DVDs In Brief - January 28, 2009

Though the entertainment media was shy about reporting it, the Christian-themed marital drama Fireproof (Samuel Goldwyn) was an enormous hit, parlaying its modest $500,000 budget into a $33 million in church-group cash. But has there ever been a blander troubled marriage than the one between the protagonist (Kirk Cameron) and his wife? Cameron turns to a 40-day, faith-driven handbook to patch up the relationship, but if he went easy on the Internet porn and washed a dish every once in a while, he'd have no problems…

Director Neil LaBute has made six features since his galvanizing debut In The Company Of Men, but does he have anything left to teach us? His overheated racial melodrama Lakeview Terrace (Sony) has an intriguing premise about a black cop (Samuel L. Jackson) who harasses an interracial couple (Patrick Wilson and Kerry Washington) that moves in next door.
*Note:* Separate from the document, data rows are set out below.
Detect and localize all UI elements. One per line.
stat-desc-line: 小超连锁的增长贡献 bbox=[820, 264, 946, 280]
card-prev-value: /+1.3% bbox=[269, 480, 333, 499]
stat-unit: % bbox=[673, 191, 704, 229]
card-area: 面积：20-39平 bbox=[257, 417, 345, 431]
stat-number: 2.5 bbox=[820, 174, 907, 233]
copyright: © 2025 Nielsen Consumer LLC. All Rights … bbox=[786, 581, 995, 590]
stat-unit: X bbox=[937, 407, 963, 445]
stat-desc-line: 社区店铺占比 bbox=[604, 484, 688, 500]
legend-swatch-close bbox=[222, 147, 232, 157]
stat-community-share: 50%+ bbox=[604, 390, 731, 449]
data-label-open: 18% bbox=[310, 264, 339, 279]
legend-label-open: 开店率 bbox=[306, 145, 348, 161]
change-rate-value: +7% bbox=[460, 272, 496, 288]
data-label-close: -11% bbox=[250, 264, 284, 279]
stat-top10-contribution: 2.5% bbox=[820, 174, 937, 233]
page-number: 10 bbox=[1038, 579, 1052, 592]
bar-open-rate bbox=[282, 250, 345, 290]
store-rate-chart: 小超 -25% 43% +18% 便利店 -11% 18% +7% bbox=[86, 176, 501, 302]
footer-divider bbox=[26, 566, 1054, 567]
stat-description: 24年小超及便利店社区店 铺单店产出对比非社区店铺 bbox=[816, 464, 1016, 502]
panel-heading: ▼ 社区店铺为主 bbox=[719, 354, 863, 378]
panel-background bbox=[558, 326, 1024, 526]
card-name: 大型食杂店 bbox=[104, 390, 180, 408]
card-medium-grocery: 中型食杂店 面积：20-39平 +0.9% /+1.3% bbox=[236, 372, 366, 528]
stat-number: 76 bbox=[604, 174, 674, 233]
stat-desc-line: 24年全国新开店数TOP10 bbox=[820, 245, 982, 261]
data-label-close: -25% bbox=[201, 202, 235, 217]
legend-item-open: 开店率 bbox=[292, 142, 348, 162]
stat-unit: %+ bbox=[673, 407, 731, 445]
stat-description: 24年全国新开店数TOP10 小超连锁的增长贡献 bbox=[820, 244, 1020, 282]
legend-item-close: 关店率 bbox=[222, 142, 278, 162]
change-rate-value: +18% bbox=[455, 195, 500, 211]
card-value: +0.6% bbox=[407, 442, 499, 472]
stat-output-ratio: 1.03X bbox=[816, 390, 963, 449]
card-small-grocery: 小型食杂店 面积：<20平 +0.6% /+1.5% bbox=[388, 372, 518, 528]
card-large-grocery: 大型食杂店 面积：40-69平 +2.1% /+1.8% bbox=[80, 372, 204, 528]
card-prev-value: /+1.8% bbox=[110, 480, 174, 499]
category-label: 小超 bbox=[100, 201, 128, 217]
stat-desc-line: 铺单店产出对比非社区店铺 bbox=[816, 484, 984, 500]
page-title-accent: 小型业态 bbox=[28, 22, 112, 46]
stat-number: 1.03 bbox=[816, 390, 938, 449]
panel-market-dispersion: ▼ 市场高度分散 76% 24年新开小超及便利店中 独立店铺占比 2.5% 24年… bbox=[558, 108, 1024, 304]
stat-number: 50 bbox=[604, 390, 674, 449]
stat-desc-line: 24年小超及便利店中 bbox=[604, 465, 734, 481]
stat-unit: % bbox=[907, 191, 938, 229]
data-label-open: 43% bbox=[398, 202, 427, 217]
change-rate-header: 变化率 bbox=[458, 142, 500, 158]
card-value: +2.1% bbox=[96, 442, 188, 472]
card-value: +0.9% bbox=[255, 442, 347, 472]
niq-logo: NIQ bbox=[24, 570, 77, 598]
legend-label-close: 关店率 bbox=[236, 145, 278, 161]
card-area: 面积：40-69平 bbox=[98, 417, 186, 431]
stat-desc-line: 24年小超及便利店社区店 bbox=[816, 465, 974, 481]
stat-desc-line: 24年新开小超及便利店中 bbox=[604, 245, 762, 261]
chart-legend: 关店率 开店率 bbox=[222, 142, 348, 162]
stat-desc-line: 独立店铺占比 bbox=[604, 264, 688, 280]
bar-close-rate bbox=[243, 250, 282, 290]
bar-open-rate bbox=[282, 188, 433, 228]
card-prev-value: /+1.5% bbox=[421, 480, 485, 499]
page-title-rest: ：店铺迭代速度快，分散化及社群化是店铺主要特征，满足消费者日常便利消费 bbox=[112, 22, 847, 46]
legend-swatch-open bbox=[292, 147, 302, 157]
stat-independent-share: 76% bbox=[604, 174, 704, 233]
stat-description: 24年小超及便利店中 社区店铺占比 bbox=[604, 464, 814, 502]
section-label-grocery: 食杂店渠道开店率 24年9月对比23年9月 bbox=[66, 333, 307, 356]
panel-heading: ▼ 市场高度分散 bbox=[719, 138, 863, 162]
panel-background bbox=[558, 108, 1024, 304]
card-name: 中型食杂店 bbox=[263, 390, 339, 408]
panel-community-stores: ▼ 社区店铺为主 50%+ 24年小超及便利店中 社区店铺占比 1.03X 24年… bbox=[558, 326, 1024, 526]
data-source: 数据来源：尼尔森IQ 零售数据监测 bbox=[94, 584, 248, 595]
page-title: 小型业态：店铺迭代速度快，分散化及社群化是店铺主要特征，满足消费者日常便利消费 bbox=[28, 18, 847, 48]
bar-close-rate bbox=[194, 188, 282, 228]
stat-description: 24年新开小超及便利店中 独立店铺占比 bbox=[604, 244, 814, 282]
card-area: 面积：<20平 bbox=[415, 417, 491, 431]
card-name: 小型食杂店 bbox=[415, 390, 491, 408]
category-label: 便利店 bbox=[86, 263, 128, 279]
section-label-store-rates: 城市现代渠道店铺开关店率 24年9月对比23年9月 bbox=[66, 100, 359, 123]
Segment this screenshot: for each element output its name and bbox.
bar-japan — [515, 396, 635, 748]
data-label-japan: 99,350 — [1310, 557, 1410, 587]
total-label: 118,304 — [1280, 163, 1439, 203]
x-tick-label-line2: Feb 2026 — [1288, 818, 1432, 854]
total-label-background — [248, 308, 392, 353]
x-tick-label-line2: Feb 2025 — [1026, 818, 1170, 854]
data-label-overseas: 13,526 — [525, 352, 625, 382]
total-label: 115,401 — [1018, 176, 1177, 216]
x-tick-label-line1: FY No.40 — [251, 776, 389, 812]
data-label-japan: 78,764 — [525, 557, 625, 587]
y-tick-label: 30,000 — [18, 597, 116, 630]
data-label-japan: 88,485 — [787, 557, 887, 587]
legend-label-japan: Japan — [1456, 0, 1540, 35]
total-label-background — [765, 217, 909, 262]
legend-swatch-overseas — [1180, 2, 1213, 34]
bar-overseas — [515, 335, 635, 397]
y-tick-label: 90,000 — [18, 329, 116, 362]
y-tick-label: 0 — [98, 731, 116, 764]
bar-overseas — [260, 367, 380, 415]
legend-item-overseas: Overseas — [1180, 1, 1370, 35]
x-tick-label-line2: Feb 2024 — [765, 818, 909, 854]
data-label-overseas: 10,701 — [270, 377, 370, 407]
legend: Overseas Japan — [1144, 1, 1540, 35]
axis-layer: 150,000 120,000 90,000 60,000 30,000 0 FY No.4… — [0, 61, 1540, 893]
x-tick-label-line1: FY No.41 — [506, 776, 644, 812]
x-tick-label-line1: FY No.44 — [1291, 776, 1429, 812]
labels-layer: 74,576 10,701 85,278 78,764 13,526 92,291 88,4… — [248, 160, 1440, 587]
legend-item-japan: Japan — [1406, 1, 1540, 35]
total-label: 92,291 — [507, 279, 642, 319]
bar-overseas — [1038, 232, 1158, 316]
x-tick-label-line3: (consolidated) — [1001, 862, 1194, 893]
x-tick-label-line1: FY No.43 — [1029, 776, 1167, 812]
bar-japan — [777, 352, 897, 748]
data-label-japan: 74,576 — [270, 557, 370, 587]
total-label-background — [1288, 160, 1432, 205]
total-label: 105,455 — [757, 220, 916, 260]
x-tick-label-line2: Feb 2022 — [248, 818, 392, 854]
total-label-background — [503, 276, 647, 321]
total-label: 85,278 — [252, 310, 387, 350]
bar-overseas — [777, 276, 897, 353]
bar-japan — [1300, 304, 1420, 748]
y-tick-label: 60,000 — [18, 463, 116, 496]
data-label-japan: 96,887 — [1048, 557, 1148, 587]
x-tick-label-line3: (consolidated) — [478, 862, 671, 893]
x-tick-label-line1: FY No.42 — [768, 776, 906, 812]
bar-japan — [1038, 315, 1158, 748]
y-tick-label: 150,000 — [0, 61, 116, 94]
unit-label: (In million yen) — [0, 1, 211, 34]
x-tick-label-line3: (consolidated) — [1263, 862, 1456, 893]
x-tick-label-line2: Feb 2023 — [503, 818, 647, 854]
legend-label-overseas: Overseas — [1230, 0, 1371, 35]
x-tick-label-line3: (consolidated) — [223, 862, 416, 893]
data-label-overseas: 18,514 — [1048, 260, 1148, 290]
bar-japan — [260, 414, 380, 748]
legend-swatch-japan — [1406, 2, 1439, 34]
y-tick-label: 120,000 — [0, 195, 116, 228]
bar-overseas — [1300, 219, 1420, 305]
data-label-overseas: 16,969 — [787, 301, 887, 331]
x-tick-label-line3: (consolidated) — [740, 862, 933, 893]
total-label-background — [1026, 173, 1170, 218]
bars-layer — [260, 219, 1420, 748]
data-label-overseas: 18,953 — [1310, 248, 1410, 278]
But before long, LaBute's reliably misanthropic view of humanity hijacks the movie, then pushes it completely off the cliff in the ridiculous final act…

The brooding cop drama Pride And Glory (Warner Bros.) rotted on a shelf for years, in spite of a cast led by Edward Norton, Colin Farrell, and Jon Voight. And with good reason: It's a dreary, joyless slog through cop-movie and family-melodrama clichés. A tormented detective (Norton) investigates a corrupt cop ring led by his out-of-control brother-in-law (Farrell)…

The almost perversely non-commercial '70s-style social-issue drama The Lucky Ones (Lionsgate) originally boasted a nifty marketing hook in six songs from country mega-stars The Dixie Chicks. Alas, the Chicks pulled their songs, leaving Neil Burger's scruffy road movie about an unlikely friendship formed by Iraq War veterans Tim Robbins, Michael Peña, and a limping Rachel McAdams to die a quicker death at the box office…

The good news: RocknRolla (Warner Bros.), a colorful gangland comedy starring Tom Wilkinson and Gerard Butler, is the best Guy Ritchie movie yet, and a big rebound after his execrable Revolver. The bad news: It's still a Guy Ritchie film.